Il ne semble guère, pourtant, que la production utile nécessite tellement d’emplois et d’efforts, sinon pour s’écouler, si l’on en juge par l’amoncellement des marchandises à la recherche d’acheteurs, la publicité délirante qui coûte une fortune aux consommateurs, les millions de ’chômeurs qui se croisent les bras, l’ampleur des gaspillages. Disons que la majorité des efforts que l’on nous presse d’accomplir sans répit, la vie durant, ont pour seule fin de nous procurer l’argent nécessaire à écouler ce qui est à vendre avec profit. Il faut donc entretenir la circulation d’une masse monétaire au flux capricieux qui va et vient sans cesse, enfle et désenfle au gré du hasard, de la conjoncture, se répandant à travers mille canaux le long desquels se pressent les multitudes avides d’y prélever leur part, de la disputer à autrui, le temps de former leur revenu et d’en disposer en remettant cette part en circulation.
Système absurde qui subordonne l’approvisionnement des populations à la ronde de l’argent, qui conduit à greffer une effarante organisation financière et comptable sur les activités productrices, à occuper à vide des millions d’emplois gaspilleurs de ressources et d’énergie, à remuer d’himalayennes montagnes de paperasses, enfin et surtout à limiter la production aux étroites limites du marché sans souci des autres besoins auxquels, matériellement et techniquement, cette production serait en mesure de faire face.
Il est d’autres moyens que cette ronde de l’argent pour rétribuer le travail et procurer au consommateur le pouvoir d’achat lui permettant d’en acquérir les fruits. Une distribution des revenus en monnaie de consommation n’a rien d’utopique. II est temps de s’en préoccuper avant qu’une débâcle financière et monétaire ne vienne balayer les derniers vestiges de morale et de sécurité plaqués comme un vernis sur une civilisation pourrie par l’argent.

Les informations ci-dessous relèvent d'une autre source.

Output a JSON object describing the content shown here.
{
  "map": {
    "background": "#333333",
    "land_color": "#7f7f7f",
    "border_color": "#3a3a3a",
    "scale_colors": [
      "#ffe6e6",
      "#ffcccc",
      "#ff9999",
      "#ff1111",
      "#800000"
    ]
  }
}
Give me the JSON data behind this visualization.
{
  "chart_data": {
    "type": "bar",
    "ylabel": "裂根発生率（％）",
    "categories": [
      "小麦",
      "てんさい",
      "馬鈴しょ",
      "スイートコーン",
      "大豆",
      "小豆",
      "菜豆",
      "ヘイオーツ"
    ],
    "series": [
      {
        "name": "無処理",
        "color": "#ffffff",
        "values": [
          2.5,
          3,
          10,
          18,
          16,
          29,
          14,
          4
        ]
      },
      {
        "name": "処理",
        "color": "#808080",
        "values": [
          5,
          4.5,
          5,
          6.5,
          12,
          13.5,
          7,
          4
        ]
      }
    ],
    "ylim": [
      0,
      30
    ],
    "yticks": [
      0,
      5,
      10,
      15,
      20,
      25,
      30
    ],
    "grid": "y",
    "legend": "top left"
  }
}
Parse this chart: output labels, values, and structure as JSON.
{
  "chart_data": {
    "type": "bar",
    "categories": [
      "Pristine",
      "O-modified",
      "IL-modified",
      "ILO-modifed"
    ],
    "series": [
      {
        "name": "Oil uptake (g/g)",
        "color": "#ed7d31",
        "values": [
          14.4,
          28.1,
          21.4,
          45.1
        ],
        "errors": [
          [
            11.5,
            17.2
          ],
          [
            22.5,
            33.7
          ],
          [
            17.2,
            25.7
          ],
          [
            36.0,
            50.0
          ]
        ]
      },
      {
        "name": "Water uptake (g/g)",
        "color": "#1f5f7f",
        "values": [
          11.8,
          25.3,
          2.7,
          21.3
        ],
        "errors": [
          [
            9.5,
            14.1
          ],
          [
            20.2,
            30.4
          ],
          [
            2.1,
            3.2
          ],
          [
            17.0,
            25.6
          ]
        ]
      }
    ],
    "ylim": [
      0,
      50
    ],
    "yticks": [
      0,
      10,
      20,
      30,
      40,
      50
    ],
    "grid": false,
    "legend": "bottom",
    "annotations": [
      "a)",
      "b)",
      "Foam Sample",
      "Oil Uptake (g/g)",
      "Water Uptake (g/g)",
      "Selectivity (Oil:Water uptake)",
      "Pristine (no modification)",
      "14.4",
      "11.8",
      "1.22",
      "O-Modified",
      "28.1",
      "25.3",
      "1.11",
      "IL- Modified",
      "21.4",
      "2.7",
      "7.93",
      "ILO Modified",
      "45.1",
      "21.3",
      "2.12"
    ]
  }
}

En fait, la ronde de l’argent avec ses codes, ses procédés pour favoriser l’accumulation des revenus par une minorité, paraît avoir été conçue en vue de satisfaire, sans limite, les besoins de clans privilégiés par la chance. Ainsi les appels à l’effort et à l’austérité visant à rétablir la santé monétaire, à relancer la circulation de l’argent par le biais du profit et de l’investissement, concourent-ils, en dernière analyse, à la sauvegarde d’aberrantes prérogatives.